You can use the Shamir's Secret Sharing with the threshold scheme which specifies how many key fragments you need to reconstruct the key. So if you have 20 key fragments total and you require at least 10 fragments to reconstruct the key this means that 10 of your servers can go down and you still will be able to get the key. You will also need to set the replication factor so you don't lose the data if one node goes down.

Alternatively, instead of splitting your key into fragments you could split the encrypted data and specify the threshold to allow some of the servers to fail without any data loss.

• Right but I am specifically asking if it is correct that you should have the key fragments stored on different operating systems, to reduce the chances of the attacker getting all the fragments.

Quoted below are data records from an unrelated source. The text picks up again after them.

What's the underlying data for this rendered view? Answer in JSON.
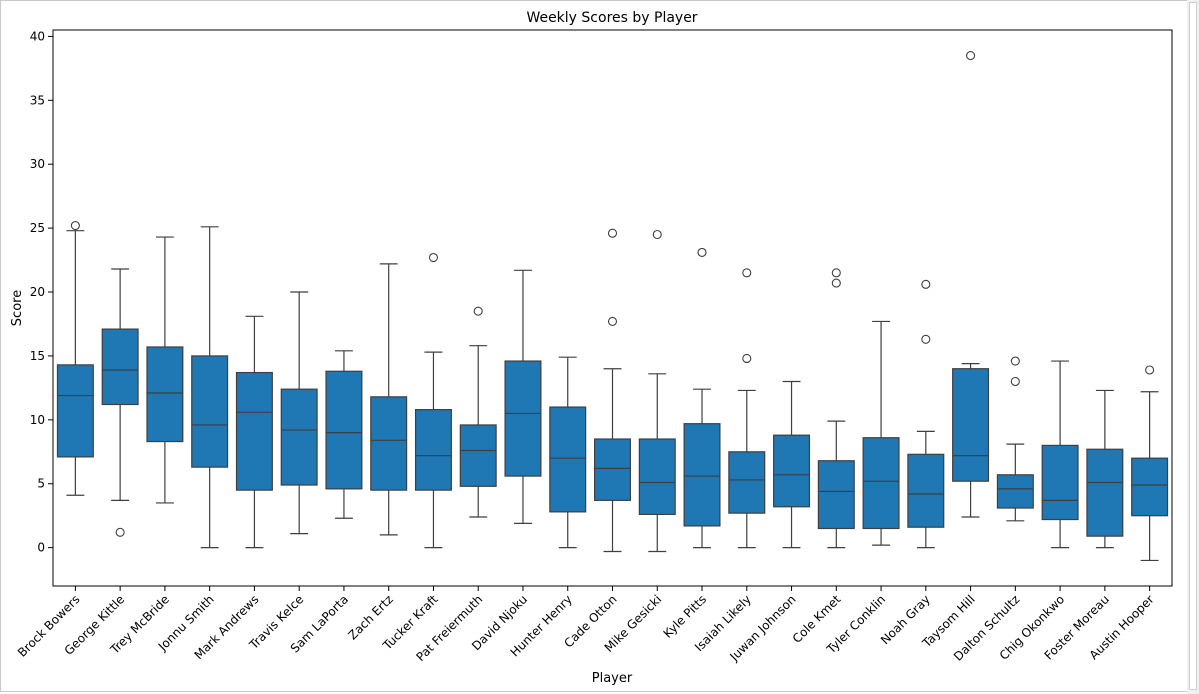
{
  "chart_data": {
    "type": "box",
    "title": "Weekly Scores by Player",
    "xlabel": "Player",
    "ylabel": "Score",
    "ylim": [
      -3,
      40.5
    ],
    "yticks": [
      0,
      5,
      10,
      15,
      20,
      25,
      30,
      35,
      40
    ],
    "grid": false,
    "box_color": "#1f77b4",
    "categories": [
      "Brock Bowers",
      "George Kittle",
      "Trey McBride",
      "Jonnu Smith",
      "Mark Andrews",
      "Travis Kelce",
      "Sam LaPorta",
      "Zach Ertz",
      "Tucker Kraft",
      "Pat Freiermuth",
      "David Njoku",
      "Hunter Henry",
      "Cade Otton",
      "Mike Gesicki",
      "Kyle Pitts",
      "Isaiah Likely",
      "Juwan Johnson",
      "Cole Kmet",
      "Tyler Conklin",
      "Noah Gray",
      "Taysom Hill",
      "Dalton Schultz",
      "Chig Okonkwo",
      "Foster Moreau",
      "Austin Hooper"
    ],
    "boxes": [
      {
        "whisker_low": 4.1,
        "q1": 7.1,
        "median": 11.9,
        "q3": 14.3,
        "whisker_high": 24.8,
        "outliers": [
          25.2
        ]
      },
      {
        "whisker_low": 3.7,
        "q1": 11.2,
        "median": 13.9,
        "q3": 17.1,
        "whisker_high": 21.8,
        "outliers": [
          1.2
        ]
      },
      {
        "whisker_low": 3.5,
        "q1": 8.3,
        "median": 12.1,
        "q3": 15.7,
        "whisker_high": 24.3,
        "outliers": []
      },
      {
        "whisker_low": 0.0,
        "q1": 6.3,
        "median": 9.6,
        "q3": 15.0,
        "whisker_high": 25.1,
        "outliers": []
      },
      {
        "whisker_low": 0.0,
        "q1": 4.5,
        "median": 10.6,
        "q3": 13.7,
        "whisker_high": 18.1,
        "outliers": []
      },
      {
        "whisker_low": 1.1,
        "q1": 4.9,
        "median": 9.2,
        "q3": 12.4,
        "whisker_high": 20.0,
        "outliers": []
      },
      {
        "whisker_low": 2.3,
        "q1": 4.6,
        "median": 9.0,
        "q3": 13.8,
        "whisker_high": 15.4,
        "outliers": []
      },
      {
        "whisker_low": 1.0,
        "q1": 4.5,
        "median": 8.4,
        "q3": 11.8,
        "whisker_high": 22.2,
        "outliers": []
      },
      {
        "whisker_low": 0.0,
        "q1": 4.5,
        "median": 7.2,
        "q3": 10.8,
        "whisker_high": 15.3,
        "outliers": [
          22.7
        ]
      },
      {
        "whisker_low": 2.4,
        "q1": 4.8,
        "median": 7.6,
        "q3": 9.6,
        "whisker_high": 15.8,
        "outliers": [
          18.5
        ]
      },
      {
        "whisker_low": 1.9,
        "q1": 5.6,
        "median": 10.5,
        "q3": 14.6,
        "whisker_high": 21.7,
        "outliers": []
      },
      {
        "whisker_low": 0.0,
        "q1": 2.8,
        "median": 7.0,
        "q3": 11.0,
        "whisker_high": 14.9,
        "outliers": []
      },
      {
        "whisker_low": -0.3,
        "q1": 3.7,
        "median": 6.2,
        "q3": 8.5,
        "whisker_high": 14.0,
        "outliers": [
          17.7,
          24.6
        ]
      },
      {
        "whisker_low": -0.3,
        "q1": 2.6,
        "median": 5.1,
        "q3": 8.5,
        "whisker_high": 13.6,
        "outliers": [
          24.5
        ]
      },
      {
        "whisker_low": 0.0,
        "q1": 1.7,
        "median": 5.6,
        "q3": 9.7,
        "whisker_high": 12.4,
        "outliers": [
          23.1
        ]
      },
      {
        "whisker_low": 0.0,
        "q1": 2.7,
        "median": 5.3,
        "q3": 7.5,
        "whisker_high": 12.3,
        "outliers": [
          14.8,
          21.5
        ]
      },
      {
        "whisker_low": 0.0,
        "q1": 3.2,
        "median": 5.7,
        "q3": 8.8,
        "whisker_high": 13.0,
        "outliers": []
      },
      {
        "whisker_low": 0.0,
        "q1": 1.5,
        "median": 4.4,
        "q3": 6.8,
        "whisker_high": 9.9,
        "outliers": [
          20.7,
          21.5
        ]
      },
      {
        "whisker_low": 0.2,
        "q1": 1.5,
        "median": 5.2,
        "q3": 8.6,
        "whisker_high": 17.7,
        "outliers": []
      },
      {
        "whisker_low": 0.0,
        "q1": 1.6,
        "median": 4.2,
        "q3": 7.3,
        "whisker_high": 9.1,
        "outliers": [
          16.3,
          20.6
        ]
      },
      {
        "whisker_low": 2.4,
        "q1": 5.2,
        "median": 7.2,
        "q3": 14.0,
        "whisker_high": 14.4,
        "outliers": [
          38.5
        ]
      },
      {
        "whisker_low": 2.1,
        "q1": 3.1,
        "median": 4.6,
        "q3": 5.7,
        "whisker_high": 8.1,
        "outliers": [
          13.0,
          14.6
        ]
      },
      {
        "whisker_low": 0.0,
        "q1": 2.2,
        "median": 3.7,
        "q3": 8.0,
        "whisker_high": 14.6,
        "outliers": []
      },
      {
        "whisker_low": 0.0,
        "q1": 0.9,
        "median": 5.1,
        "q3": 7.7,
        "whisker_high": 12.3,
        "outliers": []
      },
      {
        "whisker_low": -1.0,
        "q1": 2.5,
        "median": 4.9,
        "q3": 7.0,
        "whisker_high": 12.2,
        "outliers": [
          13.9
        ]
      }
    ]
  }
}
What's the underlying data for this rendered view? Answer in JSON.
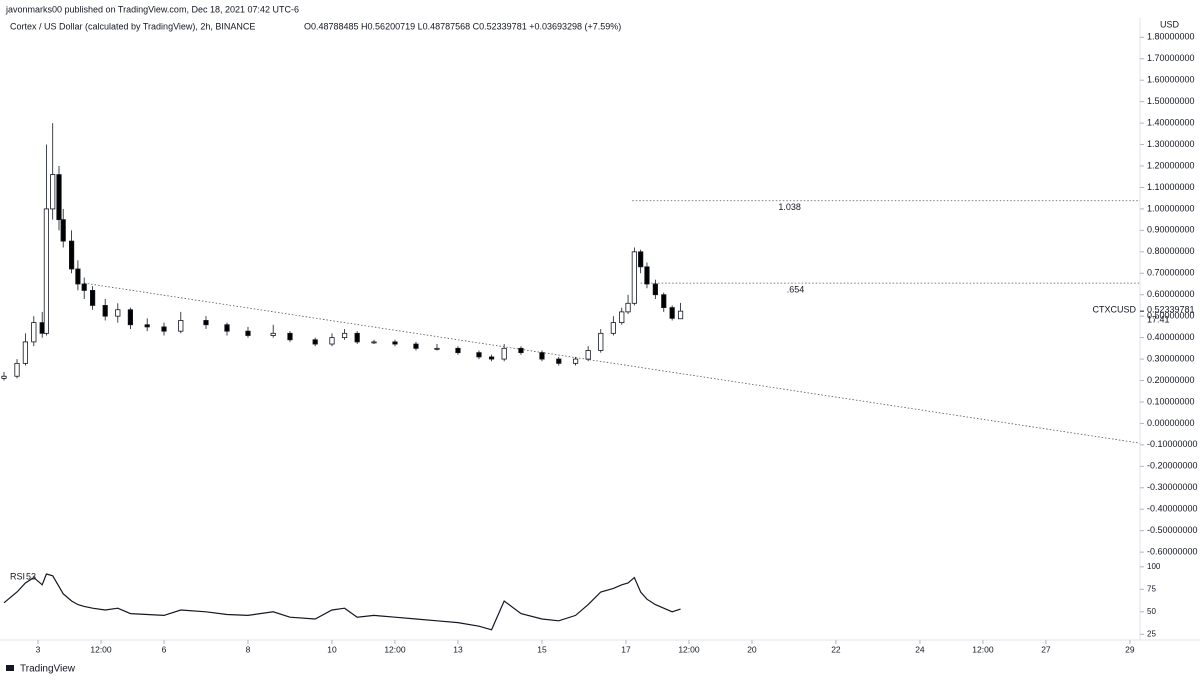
{
  "header": "javonmarks00 published on TradingView.com, Dec 18, 2021 07:42 UTC-6",
  "brand": "TradingView",
  "chart_data": {
    "type": "candlestick",
    "title": "Cortex / US Dollar (calculated by TradingView), 2h, BINANCE",
    "ohlc": "O0.48788485 H0.56200719 L0.48787568 C0.52339781 +0.03693298 (+7.59%)",
    "currency": "USD",
    "up_color": "#ffffff",
    "down_color": "#000000",
    "x": [
      2.19,
      2.5,
      2.7,
      2.9,
      3.1,
      3.2,
      3.35,
      3.5,
      3.6,
      3.8,
      3.95,
      4.1,
      4.3,
      4.6,
      4.9,
      5.2,
      5.6,
      6.0,
      6.4,
      7.0,
      7.5,
      8.0,
      8.6,
      9.0,
      9.6,
      10.0,
      10.3,
      10.6,
      11.0,
      11.5,
      12.0,
      12.5,
      13.0,
      13.5,
      13.8,
      14.1,
      14.5,
      15.0,
      15.4,
      15.8,
      16.1,
      16.4,
      16.7,
      16.9,
      17.05,
      17.2,
      17.35,
      17.5,
      17.7,
      17.9,
      18.1,
      18.3
    ],
    "open": [
      0.21,
      0.22,
      0.28,
      0.38,
      0.47,
      0.42,
      1.0,
      1.16,
      0.95,
      0.85,
      0.72,
      0.65,
      0.62,
      0.55,
      0.5,
      0.53,
      0.46,
      0.45,
      0.43,
      0.48,
      0.46,
      0.43,
      0.41,
      0.42,
      0.39,
      0.37,
      0.4,
      0.42,
      0.38,
      0.38,
      0.37,
      0.35,
      0.35,
      0.33,
      0.31,
      0.3,
      0.35,
      0.33,
      0.3,
      0.28,
      0.3,
      0.34,
      0.42,
      0.47,
      0.52,
      0.56,
      0.8,
      0.73,
      0.65,
      0.6,
      0.54,
      0.48788485
    ],
    "high": [
      0.24,
      0.3,
      0.42,
      0.5,
      0.52,
      1.3,
      1.4,
      1.2,
      1.0,
      0.9,
      0.76,
      0.68,
      0.64,
      0.58,
      0.56,
      0.54,
      0.49,
      0.47,
      0.52,
      0.5,
      0.47,
      0.45,
      0.46,
      0.43,
      0.4,
      0.42,
      0.44,
      0.43,
      0.39,
      0.39,
      0.38,
      0.37,
      0.36,
      0.34,
      0.32,
      0.37,
      0.36,
      0.34,
      0.31,
      0.31,
      0.36,
      0.44,
      0.5,
      0.54,
      0.6,
      0.82,
      0.81,
      0.75,
      0.67,
      0.61,
      0.55,
      0.56200719
    ],
    "low": [
      0.2,
      0.21,
      0.27,
      0.36,
      0.4,
      0.41,
      0.95,
      0.9,
      0.82,
      0.7,
      0.62,
      0.58,
      0.53,
      0.48,
      0.47,
      0.44,
      0.43,
      0.41,
      0.42,
      0.44,
      0.41,
      0.4,
      0.4,
      0.38,
      0.36,
      0.36,
      0.39,
      0.37,
      0.37,
      0.36,
      0.34,
      0.34,
      0.32,
      0.3,
      0.29,
      0.29,
      0.32,
      0.29,
      0.27,
      0.27,
      0.29,
      0.33,
      0.41,
      0.46,
      0.51,
      0.55,
      0.7,
      0.63,
      0.58,
      0.52,
      0.48,
      0.48787568
    ],
    "close": [
      0.22,
      0.28,
      0.38,
      0.47,
      0.42,
      1.0,
      1.16,
      0.95,
      0.85,
      0.72,
      0.65,
      0.62,
      0.55,
      0.5,
      0.53,
      0.46,
      0.45,
      0.43,
      0.48,
      0.46,
      0.43,
      0.41,
      0.42,
      0.39,
      0.37,
      0.4,
      0.42,
      0.38,
      0.38,
      0.37,
      0.35,
      0.35,
      0.33,
      0.31,
      0.3,
      0.35,
      0.33,
      0.3,
      0.28,
      0.3,
      0.34,
      0.42,
      0.47,
      0.52,
      0.56,
      0.8,
      0.73,
      0.65,
      0.6,
      0.54,
      0.49,
      0.52339781
    ],
    "xlim": [
      2.095,
      29.24
    ],
    "xticks": [
      3,
      {
        "value": 4.5,
        "label": "12:00"
      },
      6,
      8,
      10,
      {
        "value": 11.5,
        "label": "12:00"
      },
      13,
      15,
      17,
      {
        "value": 18.5,
        "label": "12:00"
      },
      20,
      22,
      24,
      {
        "value": 25.5,
        "label": "12:00"
      },
      27,
      29
    ],
    "ylim": [
      -0.66,
      1.89
    ],
    "yticks": [
      {
        "value": 1.8,
        "label": "1.80000000"
      },
      {
        "value": 1.7,
        "label": "1.70000000"
      },
      {
        "value": 1.6,
        "label": "1.60000000"
      },
      {
        "value": 1.5,
        "label": "1.50000000"
      },
      {
        "value": 1.4,
        "label": "1.40000000"
      },
      {
        "value": 1.3,
        "label": "1.30000000"
      },
      {
        "value": 1.2,
        "label": "1.20000000"
      },
      {
        "value": 1.1,
        "label": "1.10000000"
      },
      {
        "value": 1.0,
        "label": "1.00000000"
      },
      {
        "value": 0.9,
        "label": "0.90000000"
      },
      {
        "value": 0.8,
        "label": "0.80000000"
      },
      {
        "value": 0.7,
        "label": "0.70000000"
      },
      {
        "value": 0.6,
        "label": "0.60000000"
      },
      {
        "value": 0.5,
        "label": "0.50000000"
      },
      {
        "value": 0.4,
        "label": "0.40000000"
      },
      {
        "value": 0.3,
        "label": "0.30000000"
      },
      {
        "value": 0.2,
        "label": "0.20000000"
      },
      {
        "value": 0.1,
        "label": "0.10000000"
      },
      {
        "value": 0,
        "label": "0.00000000"
      },
      {
        "value": -0.1,
        "label": "-0.10000000"
      },
      {
        "value": -0.2,
        "label": "-0.20000000"
      },
      {
        "value": -0.3,
        "label": "-0.30000000"
      },
      {
        "value": -0.4,
        "label": "-0.40000000"
      },
      {
        "value": -0.5,
        "label": "-0.50000000"
      },
      {
        "value": -0.6,
        "label": "-0.60000000"
      }
    ],
    "symbol": "CTXCUSD",
    "last_price": 0.52339781,
    "countdown": "17:41",
    "trendline": {
      "x": [
        4.1,
        29.24
      ],
      "y": [
        0.654,
        -0.092
      ]
    },
    "levels": [
      {
        "value": 1.038,
        "label": "1.038",
        "from": 17.15
      },
      {
        "value": 0.654,
        "label": ".654",
        "from": 17.35
      }
    ],
    "rsi": {
      "name": "RSI",
      "last": 53,
      "values": [
        60,
        72,
        82,
        88,
        80,
        92,
        90,
        78,
        70,
        62,
        58,
        56,
        54,
        52,
        54,
        48,
        47,
        46,
        52,
        50,
        47,
        46,
        50,
        44,
        42,
        52,
        54,
        44,
        46,
        44,
        42,
        40,
        38,
        34,
        30,
        62,
        48,
        42,
        40,
        46,
        58,
        72,
        76,
        80,
        82,
        88,
        72,
        64,
        58,
        54,
        50,
        53
      ],
      "ylim": [
        22,
        102
      ],
      "yticks": [
        100,
        75,
        50,
        25
      ]
    }
  }
}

This seems logical but I've never seen it recommended anywhere. Commented Aug 6, 2018 at 6:32
• I don't think it adds that much security over the amount of introduced maintenance Commented Aug 12, 2018 at 17:02

Like any multi-layer scheme, it's only as strong as its weakest link.

1) Unless you are putting multiple copies of each key portion on different servers, you're actually introducing more single points of failure; if any of those machines is lost, the data is unrecoverable.

2) An attacker can attempt to compromise the device where the key is reassembled, bypassing any added difficulty.

3) You'll need to simulate the entire process start-to-finish with a copy of the key segments to ensure you can actually decrypt it successfully(i.e. if a character format change happens to one segment and you don't know it, you're never getting it fixed)

4) separating portions of the key does not inherently add difficulty in an attacker accessing the data; the algorithm and keylength are the same regardless of whether it's divided up. You're just inserting roadblocks that make it more complex and cumbersome, which in practice often means less secure.

tl;dr It sounds more like you're creating a cool CTF for hackers than making the key more secure.